I ran across this article recently on Inc.com. While you cannot expect an exhaustive guide on market research in one article, they did, in my opinion, oversimplify the use of quantitative studies (e.g. surveys) vs. qualitative studies (e.g. focus groups) indicating that with limited resources it generally makes sense to go quantitative (no reason was given for this assumption).
While quantitative research is certainly useful (and we have gained numerous insights for our clients through quantitative studies), qualitative studies also provide valuable insight. The most important thing is to know when to use one, the other, or both.
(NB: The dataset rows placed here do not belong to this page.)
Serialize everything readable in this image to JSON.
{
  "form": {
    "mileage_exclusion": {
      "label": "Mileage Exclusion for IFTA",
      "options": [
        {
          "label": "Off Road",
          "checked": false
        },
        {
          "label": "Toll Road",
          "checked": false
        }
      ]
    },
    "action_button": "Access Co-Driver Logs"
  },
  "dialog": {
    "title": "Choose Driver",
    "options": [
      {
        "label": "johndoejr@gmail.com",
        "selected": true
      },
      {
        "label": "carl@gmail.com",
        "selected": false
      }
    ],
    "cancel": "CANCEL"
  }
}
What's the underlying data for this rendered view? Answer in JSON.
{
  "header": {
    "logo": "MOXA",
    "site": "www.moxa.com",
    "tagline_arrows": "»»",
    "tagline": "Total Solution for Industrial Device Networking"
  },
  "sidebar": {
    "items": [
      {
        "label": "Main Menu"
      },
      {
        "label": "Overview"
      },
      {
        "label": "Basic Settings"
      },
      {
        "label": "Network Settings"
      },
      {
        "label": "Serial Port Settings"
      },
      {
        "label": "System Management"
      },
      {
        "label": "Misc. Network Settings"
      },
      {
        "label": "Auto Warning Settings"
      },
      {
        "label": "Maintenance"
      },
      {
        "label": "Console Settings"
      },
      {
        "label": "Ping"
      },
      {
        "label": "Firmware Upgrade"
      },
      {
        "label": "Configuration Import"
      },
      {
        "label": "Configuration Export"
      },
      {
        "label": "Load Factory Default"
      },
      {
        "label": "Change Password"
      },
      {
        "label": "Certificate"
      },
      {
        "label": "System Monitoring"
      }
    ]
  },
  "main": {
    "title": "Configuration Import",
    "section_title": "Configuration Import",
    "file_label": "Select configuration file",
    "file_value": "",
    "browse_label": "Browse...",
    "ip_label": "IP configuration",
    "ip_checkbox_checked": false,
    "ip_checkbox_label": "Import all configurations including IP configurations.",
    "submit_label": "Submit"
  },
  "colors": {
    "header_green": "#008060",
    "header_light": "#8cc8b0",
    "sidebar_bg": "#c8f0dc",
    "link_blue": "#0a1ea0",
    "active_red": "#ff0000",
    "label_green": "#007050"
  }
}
Quantitative studies, such as surveys, will yield hard numbers, and if done correctly, will be projectable to the larger study population. Surveys can help answer questions such as, “What is the satisfaction among my customers?” “How many people in my target market have a similar need?” or “How commonly held are perceptions of my company?” These studies can provide sound numbers and the ability to apply statistical tools to gain further insight from the data.
Qualitative studies, on the other hand, allow you to probe deeper into a topic. Focus groups, in-depth interviews, and ethnographic research, for example, can provide a deeper understanding of the topic. Common questions may include, “What are the perceptions of my organization or product?” “Why do people perceive my brand they way they do?” or “What are the unmet needs of my consumer?”
Often the two types are combined to provide the most complete answer.
There is no one size fits all solution for most problems in business and this is no exception. All answers are not created equal. The best answers will come from fully understanding the questions for the research, and then picking the best tools to answer them.